Por fim, é importante destacar que o processo de construção social da realidade e da nossa própria identidade está sempre vinculado às relações de poder. Trocando em miúdos, desigualdades de diversas naturezas (materiais, simbólicas, etc.) são mantidas e reproduzidas pela objetivação de estruturas sociais determinadas e pela incorporação de princípios sociais de justificação da autoridade.

De acordo com Weber, ninguém jamais entraria em uma relação de dominação se, de alguma forma, não tivesse internalizado a ideia de que é correto, justo ou natural obedecer a outrem. Logo, podemos dizer que a autoridade – no sentido de dominação legítima – só se mantém enquanto tal por ser construída socialmente.
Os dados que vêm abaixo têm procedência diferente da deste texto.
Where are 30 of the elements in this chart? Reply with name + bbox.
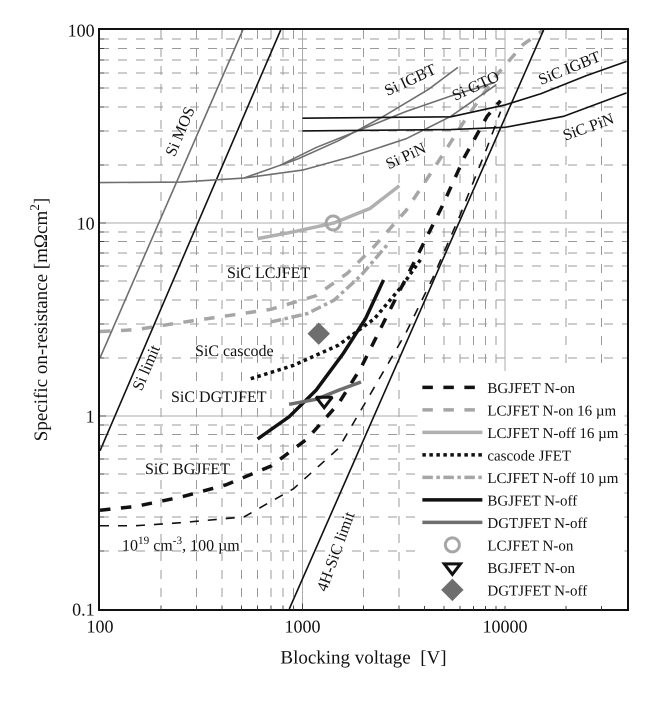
annotation: Si limit [130,342,164,394]
annotation: SiC cascode [195,343,274,360]
legend-label: BGJFET N-off [487,494,578,510]
annotation: Si MOS [162,104,199,159]
legend-label: LCJFET N-off 16 µm [487,426,619,442]
annotation: 4H-SiC limit [314,509,359,594]
y-tick-label: 0.1 [72,599,95,620]
annotation: Si IGBT [382,61,439,100]
annotation: 10$^{19}$ cm$^{-3}$, 100 µm [122,535,240,555]
y-tick-label: 10 [76,213,95,234]
annotation: Si PiN [383,140,430,174]
annotation: SiC DGTJFET [171,389,267,406]
legend-label: DGTJFET N-off [487,516,588,532]
annotation: SiC PiN [560,110,617,145]
legend-label: LCJFET N-on 16 µm [487,404,616,420]
x-tick-label: 1000 [284,616,321,636]
legend-label: LCJFET N-off 10 µm [487,471,619,488]
legend-label: LCJFET N-on [487,538,574,555]
y-tick-label: 1 [86,406,95,426]
legend-label: cascode JFET [487,448,572,465]
annotation: SiC LCJFET [227,265,310,282]
annotation: Si GTO [450,68,502,105]
x-axis-title: Blocking voltage [V] [280,648,447,669]
legend-label: DGTJFET N-off [487,584,588,600]
y-tick-label: 100 [68,20,95,40]
legend-label: BGJFET N-on [487,561,576,578]
annotation: SiC BGJFET [145,461,230,478]
annotation: SiC IGBT [536,48,604,89]
legend-label: BGJFET N-on [487,381,576,398]
x-tick-label: 10000 [482,616,528,636]
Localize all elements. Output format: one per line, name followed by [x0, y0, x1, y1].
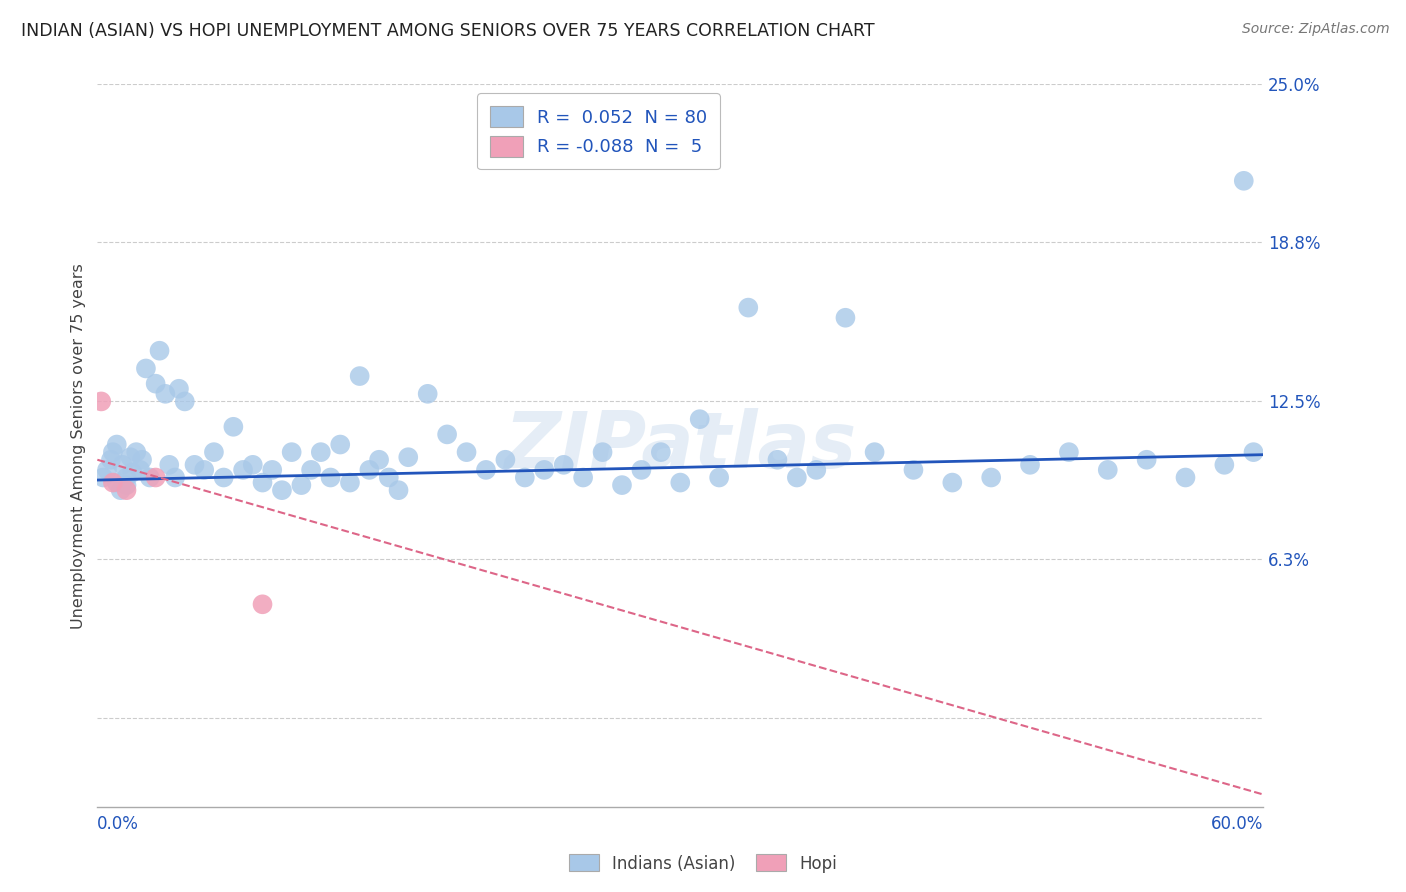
Legend: R =  0.052  N = 80, R = -0.088  N =  5: R = 0.052 N = 80, R = -0.088 N = 5 — [478, 94, 720, 169]
Point — [903, 463, 925, 477]
Point — [100, 452, 122, 467]
Point — [456, 445, 478, 459]
Point — [592, 445, 614, 459]
Point — [309, 445, 332, 459]
Point — [416, 387, 439, 401]
Point — [167, 382, 190, 396]
Point — [252, 597, 274, 611]
Point — [689, 412, 711, 426]
Point — [650, 445, 672, 459]
Text: 60.0%: 60.0% — [1211, 814, 1263, 833]
Text: ZIPatlas: ZIPatlas — [505, 408, 856, 483]
Point — [129, 463, 152, 477]
Point — [111, 458, 134, 472]
Point — [980, 470, 1002, 484]
Point — [378, 470, 401, 484]
Point — [212, 470, 235, 484]
Point — [766, 452, 789, 467]
Point — [1243, 445, 1265, 459]
Point — [572, 470, 595, 484]
Point — [90, 394, 112, 409]
Point — [242, 458, 264, 472]
Point — [193, 463, 215, 477]
Point — [863, 445, 886, 459]
Point — [121, 466, 143, 480]
Point — [96, 463, 118, 477]
Point — [157, 458, 180, 472]
Text: INDIAN (ASIAN) VS HOPI UNEMPLOYMENT AMONG SENIORS OVER 75 YEARS CORRELATION CHAR: INDIAN (ASIAN) VS HOPI UNEMPLOYMENT AMON… — [21, 22, 875, 40]
Point — [319, 470, 342, 484]
Point — [120, 450, 142, 465]
Point — [145, 376, 167, 391]
Point — [271, 483, 294, 498]
Point — [1097, 463, 1119, 477]
Point — [290, 478, 312, 492]
Point — [110, 483, 132, 498]
Point — [610, 478, 633, 492]
Y-axis label: Unemployment Among Seniors over 75 years: Unemployment Among Seniors over 75 years — [72, 263, 86, 629]
Text: 0.0%: 0.0% — [97, 814, 139, 833]
Point — [262, 463, 284, 477]
Point — [359, 463, 381, 477]
Point — [115, 470, 138, 484]
Point — [280, 445, 302, 459]
Point — [1233, 174, 1256, 188]
Point — [339, 475, 361, 490]
Point — [494, 452, 516, 467]
Point — [806, 463, 828, 477]
Point — [299, 463, 322, 477]
Point — [1057, 445, 1080, 459]
Point — [737, 301, 759, 315]
Point — [139, 470, 162, 484]
Point — [135, 361, 157, 376]
Point — [115, 483, 138, 498]
Point — [183, 458, 205, 472]
Point — [1174, 470, 1197, 484]
Point — [475, 463, 498, 477]
Point — [329, 437, 352, 451]
Point — [125, 445, 148, 459]
Point — [786, 470, 808, 484]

Assim, no contexto do feudalismo europeu da Idade Média, era preciso crer que a vontade de Deus legitimava o poder de senhores sobre seus servos como uma espécie de ordem natural das coisas, da mesma maneira que, nos dias de hoje, precisamos crer na racionalidade e razoabilidade da Constituição Federal e do processo eleitoral para que obedeçamos às leis votadas pelos políticos no parlamento e implementadas pelas autoridades constituídas, como policiais e juízes.